Anyone know of a ADS-B UAT receiver that will work on a PC? Everything I have found is for 1090. I'm trying to do a personal side project that shows the locations of our fleet around the local area in real time.
I would like to see that. Theoretical the RTL receivers should be able to pick up TIS-B on the UAT... I might be interested in trying to write such a thing if I could find the spec for the UAT data. Of course it might be easier using one of the "designed for UAT" receivers.
They're only on 1090ES right now. I wish there was a dual link version but not yet. Given the low number of users on either band, it's not likely to give you much more than you have with just 1090ES.
I've read some blogs on people trying to crack the data block. I think the issue is no one has been able to write a decoder that is able to separate the ADSB from the TIS and FIS data. All I would need is the ADSB block. Then I just have to plot the data. Receiving the TIS data is impossible at our distance from the tower
ADS-B data is transmitted using different modulation and at a high data rate. It is more hardware intensive to receive, demodulate, and decode. (plus, unless you are very near a tower you are not going to receive on the ground) Rich
The point would not be to pick up the transmissions from the ground towers.

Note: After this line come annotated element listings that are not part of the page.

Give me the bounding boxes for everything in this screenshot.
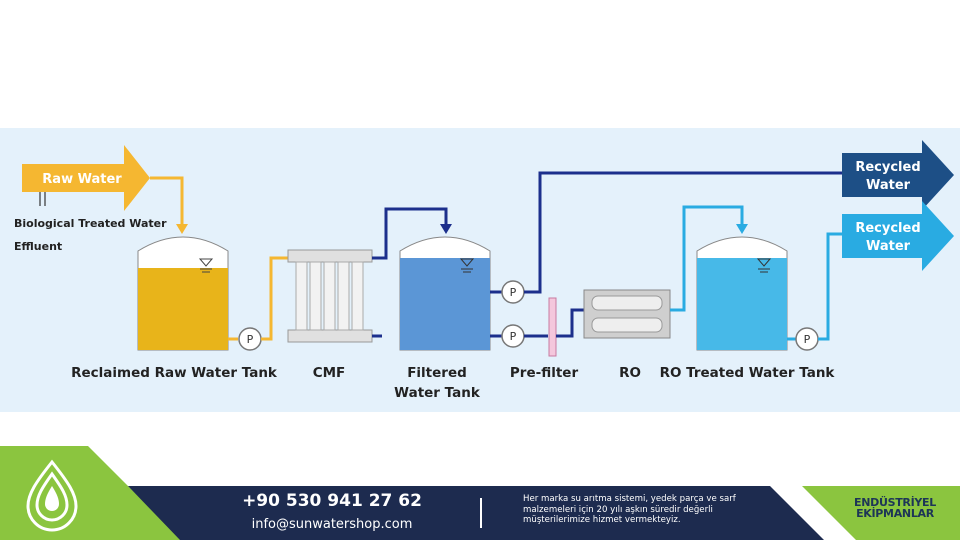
ro-unit: [583, 289, 671, 339]
prefilter-label: Pre-filter: [510, 365, 579, 381]
filtered-label-2: Water Tank: [394, 385, 481, 401]
raw-water-label: Raw Water: [42, 172, 122, 187]
navy-band: [128, 486, 824, 540]
brand-logo-text: ENDÜSTRİYEL EKİPMANLAR: [854, 496, 936, 520]
effluent-label: Effluent: [14, 240, 62, 253]
svg-text:P: P: [510, 286, 517, 299]
ro-label: RO: [619, 365, 641, 381]
reclaimed-tank-label: Reclaimed Raw Water Tank: [71, 365, 278, 381]
bio-label: Biological Treated Water: [14, 217, 167, 230]
filtered-tank: [399, 236, 491, 351]
prefilter-unit: [548, 297, 557, 357]
footer-banner: [0, 446, 960, 540]
footer-divider: [480, 498, 482, 528]
svg-text:Recycled: Recycled: [855, 160, 920, 175]
recycled-water-arrow-1: Recycled Water: [842, 140, 954, 210]
reclaimed-tank: [137, 236, 229, 351]
ro-treated-tank: [696, 236, 788, 351]
svg-text:Water: Water: [866, 239, 911, 254]
filtered-label-1: Filtered: [407, 365, 467, 381]
process-diagram: Raw Water Biological Treated Water Efflu…: [0, 128, 960, 412]
cmf-label: CMF: [313, 365, 346, 381]
raw-water-pipe: [150, 176, 184, 228]
ro-treated-label: RO Treated Water Tank: [660, 365, 836, 381]
svg-text:P: P: [247, 333, 254, 346]
svg-text:Water: Water: [866, 178, 911, 193]
phone-number[interactable]: +90 530 941 27 62: [242, 491, 422, 511]
recycled-water-arrow-2: Recycled Water: [842, 201, 954, 271]
water-drop-logo-icon: [26, 459, 78, 532]
svg-text:Recycled: Recycled: [855, 221, 920, 236]
email-link[interactable]: info@sunwatershop.com: [251, 517, 413, 532]
svg-text:P: P: [510, 330, 517, 343]
cmf-unit: [287, 249, 373, 343]
green-right-shape: [802, 486, 960, 540]
raw-water-arrow: Raw Water: [22, 145, 150, 211]
svg-text:P: P: [804, 333, 811, 346]
company-description: Her marka su arıtma sistemi, yedek parça…: [523, 494, 736, 525]
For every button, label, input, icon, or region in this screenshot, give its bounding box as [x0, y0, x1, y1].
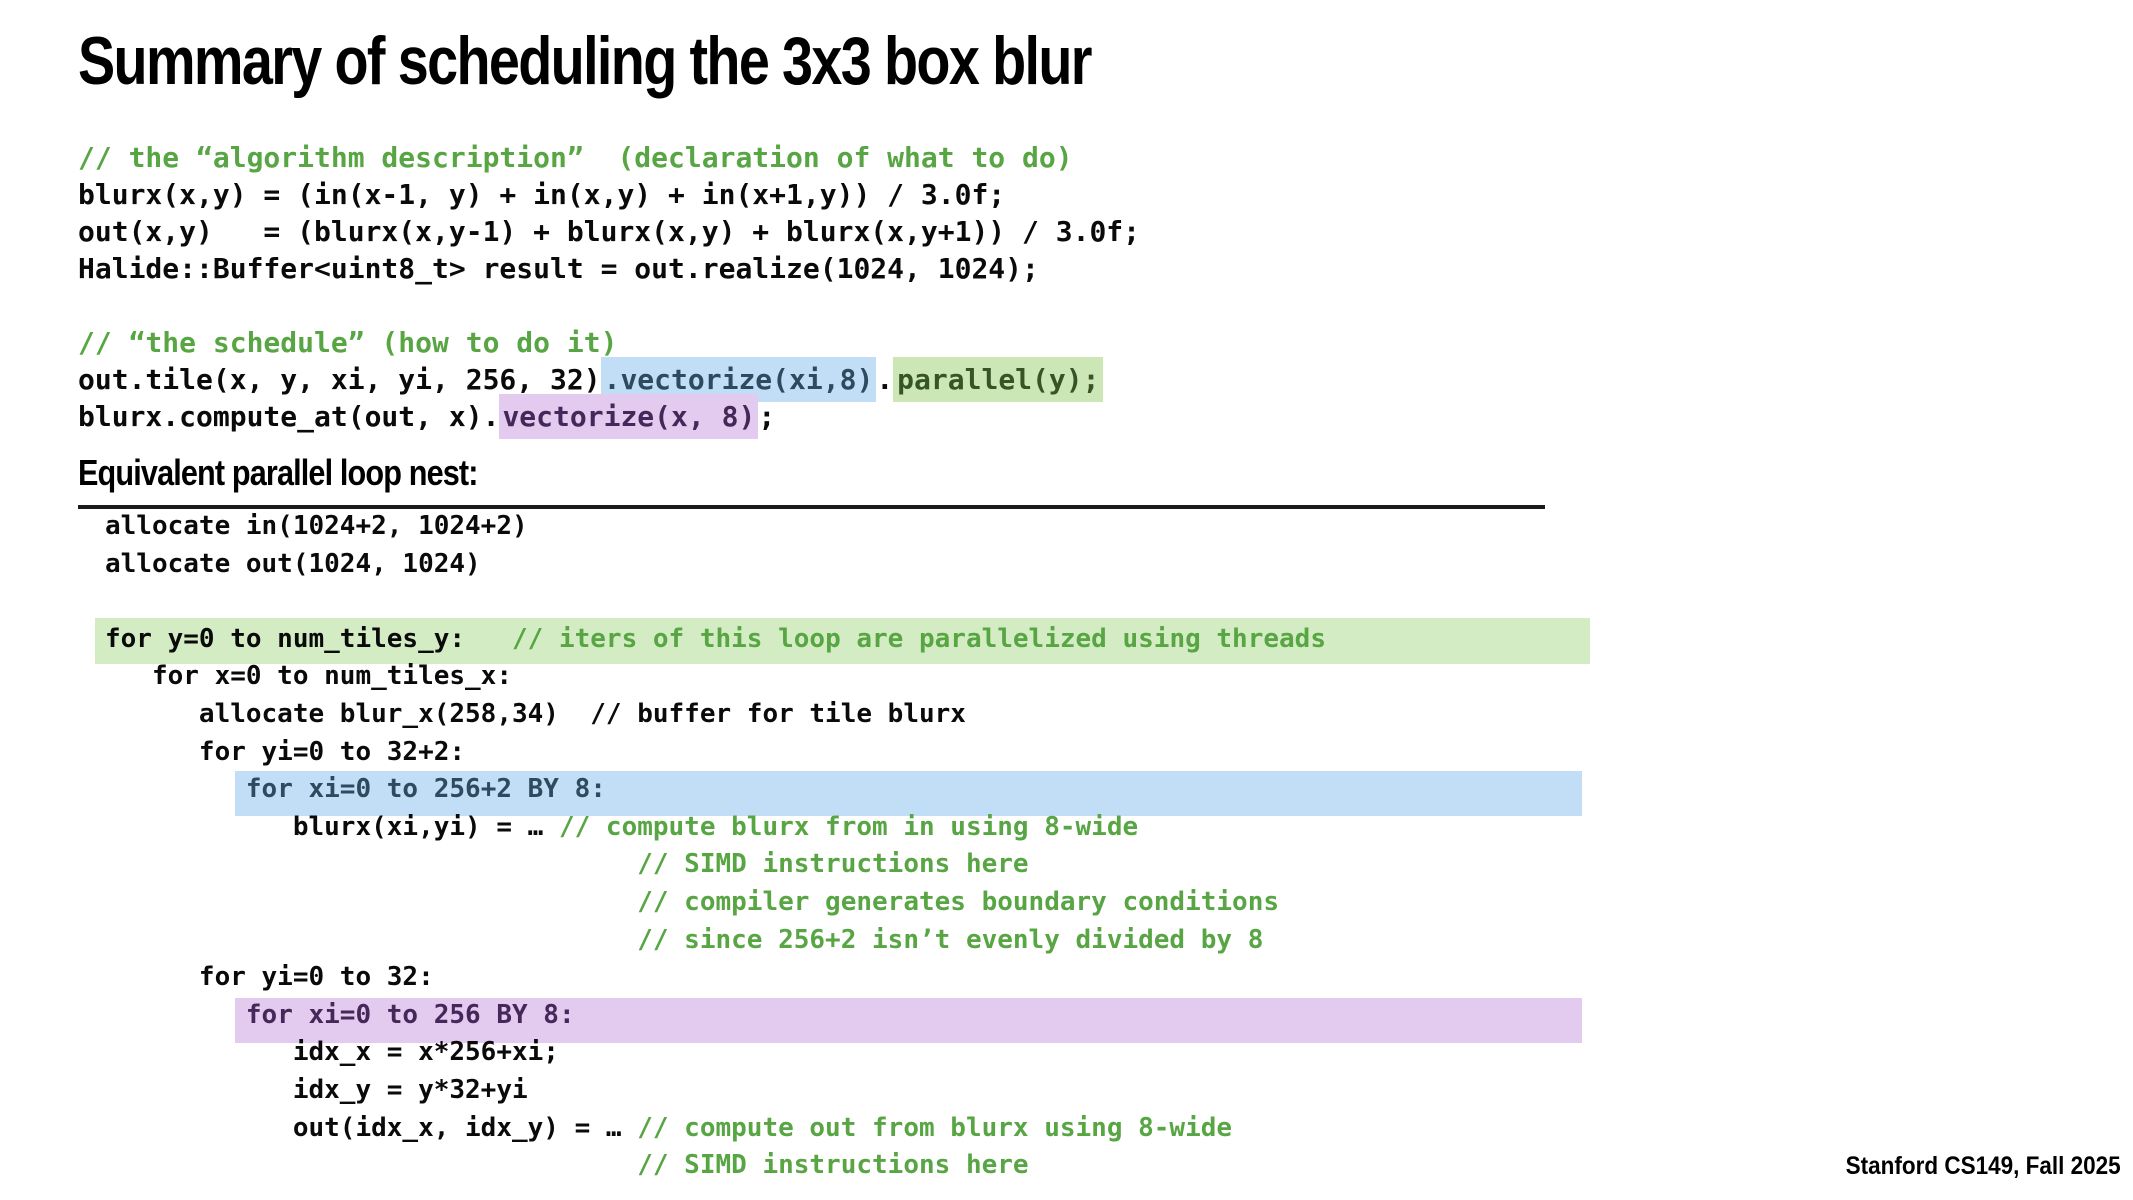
loop-nest-line: for y=0 to num_tiles_y: // iters of this… [105, 621, 1326, 659]
code-segment: for xi=0 to 256 BY 8: [245, 999, 575, 1030]
code-segment: allocate out(1024, 1024) [105, 548, 481, 579]
section-divider [78, 505, 1545, 509]
code-comment: // compute out from blurx using 8-wide [637, 1112, 1233, 1143]
loop-nest-line: out(idx_x, idx_y) = … // compute out fro… [105, 1110, 1326, 1148]
loop-nest-line: for yi=0 to 32: [105, 959, 1326, 997]
code-segment: allocate in(1024+2, 1024+2) [105, 511, 528, 541]
page-title: Summary of scheduling the 3x3 box blur [78, 23, 1092, 99]
loop-nest-line: allocate out(1024, 1024) [105, 546, 1326, 584]
loop-nest-line [105, 583, 1326, 621]
course-footer: Stanford CS149, Fall 2025 [1845, 1152, 2121, 1180]
loop-nest-line: allocate blur_x(258,34) // buffer for ti… [105, 696, 1326, 734]
code-segment: for x=0 to num_tiles_x: [105, 661, 512, 692]
loop-nest-line: for yi=0 to 32+2: [105, 734, 1326, 772]
loop-nest-line: // since 256+2 isn’t evenly divided by 8 [105, 922, 1326, 960]
code-segment [105, 1150, 637, 1180]
section-heading: Equivalent parallel loop nest: [78, 452, 478, 493]
vectorize-xi-loop-highlight-bar [235, 771, 1582, 816]
algorithm-comment: // the “algorithm description” (declarat… [78, 141, 1073, 174]
schedule-compute-at-prefix: blurx.compute_at(out, x). [78, 400, 500, 433]
loop-nest-line: idx_y = y*32+yi [105, 1072, 1326, 1110]
code-segment: for y=0 to num_tiles_y: [105, 623, 512, 654]
code-comment: // since 256+2 isn’t evenly divided by 8 [637, 924, 1264, 955]
algorithm-line-blurx: blurx(x,y) = (in(x-1, y) + in(x,y) + in(… [78, 178, 1006, 211]
code-segment [105, 849, 637, 879]
code-segment: blurx(xi,yi) = … [105, 811, 559, 842]
code-segment: allocate blur_x(258,34) // buffer for ti… [105, 698, 966, 729]
vectorize-x-loop-highlight-bar [235, 998, 1582, 1043]
code-segment: for yi=0 to 32+2: [105, 736, 466, 767]
code-segment: idx_y = y*32+yi [105, 1074, 528, 1105]
code-segment [105, 925, 637, 955]
code-comment: // SIMD instructions here [637, 849, 1029, 880]
code-segment: for xi=0 to 256+2 BY 8: [245, 774, 606, 805]
code-segment [105, 774, 246, 804]
loop-nest-code: allocate in(1024+2, 1024+2) allocate out(… [105, 508, 1326, 1185]
loop-nest-line: blurx(xi,yi) = … // compute blurx from i… [105, 809, 1326, 847]
schedule-semicolon: ; [758, 400, 776, 433]
loop-nest-line: for xi=0 to 256+2 BY 8: [105, 771, 1326, 809]
code-comment: // SIMD instructions here [637, 1150, 1029, 1181]
parallel-loop-highlight-bar [95, 618, 1590, 664]
schedule-dot: . [876, 363, 894, 396]
schedule-parallel-y-highlight: parallel(y); [893, 357, 1104, 402]
loop-nest-line: // compiler generates boundary condition… [105, 884, 1326, 922]
code-segment: out(idx_x, idx_y) = … [105, 1112, 638, 1143]
loop-nest-line: for xi=0 to 256 BY 8: [105, 997, 1326, 1035]
code-segment: idx_x = x*256+xi; [105, 1037, 559, 1068]
schedule-tile-prefix: out.tile(x, y, xi, yi, 256, 32) [78, 363, 601, 396]
code-segment: for yi=0 to 32: [105, 962, 434, 993]
algorithm-line-out: out(x,y) = (blurx(x,y-1) + blurx(x,y) + … [78, 215, 1141, 248]
loop-nest-line: // SIMD instructions here [105, 1147, 1326, 1185]
loop-nest-line: idx_x = x*256+xi; [105, 1034, 1326, 1072]
schedule-comment: // “the schedule” (how to do it) [78, 326, 618, 359]
code-comment: // compiler generates boundary condition… [637, 886, 1280, 917]
algorithm-line-realize: Halide::Buffer<uint8_t> result = out.rea… [78, 252, 1039, 285]
code-comment: // iters of this loop are parallelized u… [512, 623, 1326, 654]
algorithm-and-schedule-code: // the “algorithm description” (declarat… [78, 139, 1141, 439]
code-segment [105, 1000, 246, 1030]
schedule-vectorize-x-highlight: vectorize(x, 8) [499, 394, 759, 439]
code-segment [105, 887, 637, 917]
loop-nest-line: allocate in(1024+2, 1024+2) [105, 508, 1326, 546]
loop-nest-line: for x=0 to num_tiles_x: [105, 658, 1326, 696]
code-comment: // compute blurx from in using 8-wide [558, 811, 1139, 842]
loop-nest-line: // SIMD instructions here [105, 846, 1326, 884]
code-segment [105, 586, 121, 616]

The point would be to receive the aircraft's ADS-B out transmission, just like you do on 1090ES. Receiving the ground tower transmissions (TIS-B, FIS-B, and ADS-R) on a computer in your living room would be rather pointless.
I'm working on something similar. The plan of record is to extend my onboard traffic thingie to include UAT. There's a thread: http://www.pilotsofamerica.com/forum/showthread.php?t=65894
I saw that you were able to pick up a UAT data burst. Did you just pick up the signal or was it the actual text data?
I got the state vector equivalent for the ground station, so it's good data. I think Oliver does the same. However, he's a step ahead, because he does the error correction as well, using Phil Karn's library. I'm going to try and rig my own error-correction for fun and profit. But it'll take a while. If you want receiption right now, you might want to look at dump978. My self-clocking code needs a bit of work even before the error correction. The ADS-B packets vary in length, so there's a bit of tedious programming needed to capture them (one must peek into the packet before it's corrected). Also, I only capture half of the packets, because, again, it takes work to arrange 2 passes over half-bits or other trick.
Old Phil Karn... KA9Q... Now there's an interesting dude. A little weird, too. Nice guy though, considering all the dumb questions he gets from us mere mortals. Ha.
Go here and buy a copy of DO-282 B and you will have the information you need to build one. http://www.rtca.org/content.asp?pl=145&contentid=145 If you aren't a RF hardware person, a software defined radio might get you close enough that you could do your own decode software. Maybe this thing would do it -> http://www.winradio.com/ It's stuff I thought about for years but decided flying was more fun.
Speaking of Phil Karn: http://swling.com/blog/2016/01/how-...ham-radio-transmission-heard-in-star-trek-iv/
Check out Dump978: https://github.com/mutability/dump978 There's also a ton of work that's been done on Stratux, including 978 support: http://stratux.me Both of them rely on a $15 USB dongle, with an R820 / 820T2 chipset.
Check out www.adsbexchange.com. I have some 978 traffic in the local Phoenix area, but it's mostly 1090.
Just use stratux. I know for certain that the whole software package compiles and works on Mac (you said desktop). Haven't tried it on Windows.